The information obtained from regulatory genes involved in biomineralization, their networks and invertebrate skeletal matrix proteins, therefore, seems to support the idea that the machineries involved in metazoan biomineralization have evolved independently after the divergence of metazoan phyla. Although we find some homologous components among metazoan biomineralization machineries, they can be explained by independent cooptions of the common components. At least some metazoan groups coopted for biomineralization some common components which had served some other preexisting functions than biomineralization. This scenario is consistent with the observation that the molluscan shell nacre or matrices have the ability to induce osteogenesis in vertebrates. Marin et al. (1996) detected immunological crossreactivities between skeletal water-soluble matrices and mucous excretions of both a cnidarian and molluscs. This result seems to suggest that calcifying machineries of the two phyla derived, at least partly, from the common noncalcifying precursors. This observation also seems to harmonize with our scenario.
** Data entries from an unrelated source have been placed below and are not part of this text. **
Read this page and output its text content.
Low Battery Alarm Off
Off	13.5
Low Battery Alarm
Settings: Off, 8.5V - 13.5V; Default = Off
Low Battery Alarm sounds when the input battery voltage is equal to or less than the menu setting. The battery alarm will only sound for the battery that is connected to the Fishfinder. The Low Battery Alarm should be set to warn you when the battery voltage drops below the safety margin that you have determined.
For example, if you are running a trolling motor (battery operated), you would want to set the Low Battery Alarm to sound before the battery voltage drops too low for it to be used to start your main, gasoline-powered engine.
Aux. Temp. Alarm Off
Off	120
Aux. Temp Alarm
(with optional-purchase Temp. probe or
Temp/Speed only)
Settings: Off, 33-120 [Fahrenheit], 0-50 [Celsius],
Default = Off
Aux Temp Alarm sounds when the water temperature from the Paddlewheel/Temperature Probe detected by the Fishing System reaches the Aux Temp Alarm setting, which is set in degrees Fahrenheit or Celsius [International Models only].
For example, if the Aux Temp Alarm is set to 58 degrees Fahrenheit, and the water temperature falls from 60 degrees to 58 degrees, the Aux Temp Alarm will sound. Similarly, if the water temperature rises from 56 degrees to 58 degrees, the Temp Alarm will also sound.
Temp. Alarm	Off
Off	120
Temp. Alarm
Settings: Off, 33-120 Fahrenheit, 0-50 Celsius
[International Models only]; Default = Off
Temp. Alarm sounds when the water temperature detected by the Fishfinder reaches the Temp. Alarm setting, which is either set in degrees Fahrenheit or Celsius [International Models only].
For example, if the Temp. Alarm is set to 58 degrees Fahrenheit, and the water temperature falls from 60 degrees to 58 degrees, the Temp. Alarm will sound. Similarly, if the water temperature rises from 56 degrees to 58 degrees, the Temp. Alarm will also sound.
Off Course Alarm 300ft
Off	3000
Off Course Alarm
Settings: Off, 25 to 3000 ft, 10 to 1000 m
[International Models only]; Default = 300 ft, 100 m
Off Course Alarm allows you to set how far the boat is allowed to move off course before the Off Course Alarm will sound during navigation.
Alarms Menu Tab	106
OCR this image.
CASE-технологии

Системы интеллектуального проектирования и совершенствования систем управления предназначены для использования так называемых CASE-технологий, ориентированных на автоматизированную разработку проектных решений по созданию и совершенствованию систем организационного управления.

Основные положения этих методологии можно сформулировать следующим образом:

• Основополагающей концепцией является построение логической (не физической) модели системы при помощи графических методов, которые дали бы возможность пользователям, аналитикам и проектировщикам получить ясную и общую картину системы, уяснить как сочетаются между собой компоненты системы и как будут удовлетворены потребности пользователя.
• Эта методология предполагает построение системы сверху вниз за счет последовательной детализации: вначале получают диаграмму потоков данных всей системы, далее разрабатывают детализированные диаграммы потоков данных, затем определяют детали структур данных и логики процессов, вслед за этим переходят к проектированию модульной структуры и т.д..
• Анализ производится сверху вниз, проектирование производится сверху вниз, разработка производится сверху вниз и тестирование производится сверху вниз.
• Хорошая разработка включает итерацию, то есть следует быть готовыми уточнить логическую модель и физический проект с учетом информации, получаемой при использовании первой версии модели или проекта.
Furthermore, some researchers raise a possibility that metazoan biomineralization systems have been derived from a system that the last common ancestor of metazoans possessed. More specifically, Kirschvink and Hagadorn (2000) hypothesized that the ancestral eukaryotes inherited the ability to precipitate magnetite from magnetotactic bacteria during endosymbiotic events. The magnetite system would have to have been present in most of the metazoan phyla during the “Cambrian explosion”, and could have provided a template for other biomineralization systems to evolve. At least so far, however, we have not found significant evidence to support this hypothesis.